Presidential hero worship is nothing new—FDR's death brought tears to the eyes of millions, and Kennedy memorials proliferated in the grief after Dallas—but the intensity of the affection for Reagan is remarkably wide and deep for this more cynical age. The fury over the soap-operatic CBS mini-series about the president and Nancy roiled the nation for weeks in this year of hot wars and fears of terrorism; other docu-dramas with fictional elements, from a heroic rendering of Bush 43's 9/11 performance to Kennedy shows with bad Boston accents and faked sex scenes, failed to produce similar levels of outrage.

Why? I think part of the explanation lies less in the experience of the 1980s and more in what happened to Reagan in the 1990s, as Alzheimer's took hold.
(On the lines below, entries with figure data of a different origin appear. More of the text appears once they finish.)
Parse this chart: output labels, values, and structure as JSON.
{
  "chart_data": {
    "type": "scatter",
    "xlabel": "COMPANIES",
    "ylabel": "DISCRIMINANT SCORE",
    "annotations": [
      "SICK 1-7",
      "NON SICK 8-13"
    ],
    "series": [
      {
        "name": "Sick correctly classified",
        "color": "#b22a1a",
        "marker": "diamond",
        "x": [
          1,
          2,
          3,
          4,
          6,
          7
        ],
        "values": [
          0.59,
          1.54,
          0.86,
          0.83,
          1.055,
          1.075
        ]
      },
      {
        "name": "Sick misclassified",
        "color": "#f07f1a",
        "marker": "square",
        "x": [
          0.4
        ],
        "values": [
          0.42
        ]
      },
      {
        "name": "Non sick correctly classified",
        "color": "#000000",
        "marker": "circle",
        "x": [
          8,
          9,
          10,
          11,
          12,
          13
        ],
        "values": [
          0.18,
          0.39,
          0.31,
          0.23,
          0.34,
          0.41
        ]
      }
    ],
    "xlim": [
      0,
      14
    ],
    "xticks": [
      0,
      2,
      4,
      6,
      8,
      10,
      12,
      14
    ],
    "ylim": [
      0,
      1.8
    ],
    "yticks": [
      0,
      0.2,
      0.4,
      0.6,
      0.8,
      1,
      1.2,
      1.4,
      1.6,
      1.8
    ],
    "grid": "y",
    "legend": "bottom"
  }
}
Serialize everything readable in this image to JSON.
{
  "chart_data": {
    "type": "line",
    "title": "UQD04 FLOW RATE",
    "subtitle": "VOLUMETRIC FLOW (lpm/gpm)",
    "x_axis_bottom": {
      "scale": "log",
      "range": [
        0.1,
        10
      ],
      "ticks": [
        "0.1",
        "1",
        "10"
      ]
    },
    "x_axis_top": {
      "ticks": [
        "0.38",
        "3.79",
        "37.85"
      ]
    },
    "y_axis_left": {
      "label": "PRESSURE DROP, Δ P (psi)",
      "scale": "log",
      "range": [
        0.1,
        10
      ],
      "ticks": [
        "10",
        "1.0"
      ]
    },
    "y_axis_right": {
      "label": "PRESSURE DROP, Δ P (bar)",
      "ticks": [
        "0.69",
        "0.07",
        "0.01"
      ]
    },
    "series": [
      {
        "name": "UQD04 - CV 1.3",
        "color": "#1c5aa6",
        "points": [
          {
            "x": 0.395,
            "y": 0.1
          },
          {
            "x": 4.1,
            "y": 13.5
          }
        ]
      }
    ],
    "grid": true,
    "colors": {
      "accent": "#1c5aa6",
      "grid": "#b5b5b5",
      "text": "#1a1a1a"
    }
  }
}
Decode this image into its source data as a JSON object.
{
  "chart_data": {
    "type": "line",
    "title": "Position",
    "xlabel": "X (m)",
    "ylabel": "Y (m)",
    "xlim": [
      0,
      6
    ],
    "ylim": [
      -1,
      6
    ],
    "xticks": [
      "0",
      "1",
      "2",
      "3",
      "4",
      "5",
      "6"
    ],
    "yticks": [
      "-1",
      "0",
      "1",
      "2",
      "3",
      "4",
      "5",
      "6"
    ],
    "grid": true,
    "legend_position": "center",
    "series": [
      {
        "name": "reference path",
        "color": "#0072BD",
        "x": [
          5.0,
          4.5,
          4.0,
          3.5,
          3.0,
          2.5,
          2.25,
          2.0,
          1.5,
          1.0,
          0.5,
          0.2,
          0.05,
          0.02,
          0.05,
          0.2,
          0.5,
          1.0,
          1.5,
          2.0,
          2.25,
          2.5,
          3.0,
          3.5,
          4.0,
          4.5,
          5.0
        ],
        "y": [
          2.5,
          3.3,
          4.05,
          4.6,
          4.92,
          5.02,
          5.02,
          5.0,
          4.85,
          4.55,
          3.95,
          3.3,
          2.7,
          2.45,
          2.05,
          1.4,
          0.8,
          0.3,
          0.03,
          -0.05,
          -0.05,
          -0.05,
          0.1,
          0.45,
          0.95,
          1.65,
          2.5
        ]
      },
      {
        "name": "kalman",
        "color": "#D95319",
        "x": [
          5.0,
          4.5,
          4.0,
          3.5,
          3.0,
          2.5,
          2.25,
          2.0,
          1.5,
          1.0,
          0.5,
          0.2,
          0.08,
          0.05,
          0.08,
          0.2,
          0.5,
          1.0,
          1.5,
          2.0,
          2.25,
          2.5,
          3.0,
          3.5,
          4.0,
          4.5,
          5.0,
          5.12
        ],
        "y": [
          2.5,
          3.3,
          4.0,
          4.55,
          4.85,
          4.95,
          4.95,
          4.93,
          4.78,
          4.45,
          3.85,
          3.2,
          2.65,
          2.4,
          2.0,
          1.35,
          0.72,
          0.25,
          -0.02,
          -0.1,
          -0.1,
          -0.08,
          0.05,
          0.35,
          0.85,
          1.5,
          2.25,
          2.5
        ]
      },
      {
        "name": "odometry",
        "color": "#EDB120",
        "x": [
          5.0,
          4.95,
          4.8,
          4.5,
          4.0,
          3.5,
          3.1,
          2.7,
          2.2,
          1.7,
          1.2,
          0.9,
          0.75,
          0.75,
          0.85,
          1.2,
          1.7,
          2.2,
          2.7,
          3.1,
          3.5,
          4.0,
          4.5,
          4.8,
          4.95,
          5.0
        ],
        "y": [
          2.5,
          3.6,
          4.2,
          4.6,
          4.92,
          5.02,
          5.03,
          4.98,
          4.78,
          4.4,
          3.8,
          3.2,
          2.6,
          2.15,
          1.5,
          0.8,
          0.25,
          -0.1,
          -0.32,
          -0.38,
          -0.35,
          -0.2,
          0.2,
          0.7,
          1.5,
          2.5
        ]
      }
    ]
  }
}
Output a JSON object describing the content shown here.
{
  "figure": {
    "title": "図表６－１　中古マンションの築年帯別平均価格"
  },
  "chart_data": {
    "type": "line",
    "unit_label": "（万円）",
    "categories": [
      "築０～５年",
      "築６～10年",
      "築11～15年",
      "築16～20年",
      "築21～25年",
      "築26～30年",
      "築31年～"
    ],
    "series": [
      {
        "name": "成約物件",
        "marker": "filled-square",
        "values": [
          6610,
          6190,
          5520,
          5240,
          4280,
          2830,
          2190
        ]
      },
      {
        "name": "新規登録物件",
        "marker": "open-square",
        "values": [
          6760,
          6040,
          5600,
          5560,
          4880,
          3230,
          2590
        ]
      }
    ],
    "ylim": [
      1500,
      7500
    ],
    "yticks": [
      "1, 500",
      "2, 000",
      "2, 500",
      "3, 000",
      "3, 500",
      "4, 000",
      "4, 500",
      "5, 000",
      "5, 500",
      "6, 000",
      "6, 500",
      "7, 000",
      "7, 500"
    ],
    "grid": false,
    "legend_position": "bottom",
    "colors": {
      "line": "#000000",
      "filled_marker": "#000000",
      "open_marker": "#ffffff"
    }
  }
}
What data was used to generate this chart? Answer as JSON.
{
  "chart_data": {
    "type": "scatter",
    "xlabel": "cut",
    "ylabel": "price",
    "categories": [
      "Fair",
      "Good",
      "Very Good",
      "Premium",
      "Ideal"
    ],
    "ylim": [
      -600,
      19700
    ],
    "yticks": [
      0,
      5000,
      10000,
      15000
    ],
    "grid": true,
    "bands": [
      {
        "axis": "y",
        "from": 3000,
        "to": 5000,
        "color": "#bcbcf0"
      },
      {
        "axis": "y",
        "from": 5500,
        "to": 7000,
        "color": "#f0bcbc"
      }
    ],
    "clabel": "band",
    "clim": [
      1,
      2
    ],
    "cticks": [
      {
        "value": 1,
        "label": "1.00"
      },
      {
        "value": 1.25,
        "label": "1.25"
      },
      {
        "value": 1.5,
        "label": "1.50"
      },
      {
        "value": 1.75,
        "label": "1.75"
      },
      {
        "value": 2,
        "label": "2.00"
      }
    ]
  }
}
The public's esteem stems not only from respect for the substance of what he accomplished in office or from sympathy, but from a subliminal respect for the strength of a man to endure so much so long. Detractors can question what he stood for; fans can airbrush his legacy (which is itself dangerous; turning great men into monuments robs them of their humanity and, often, their ability to resonate in future generations). But no one can gainsay his pure will to live in tragic circumstances. As he clings to life, much of the nation is not yet ready to begin a cold assessment of his vices and his virtues. Let him go in peace, America was saying this year: let him go in peace. After that, there will be plenty of time to fight the wars of biography and history. But only after.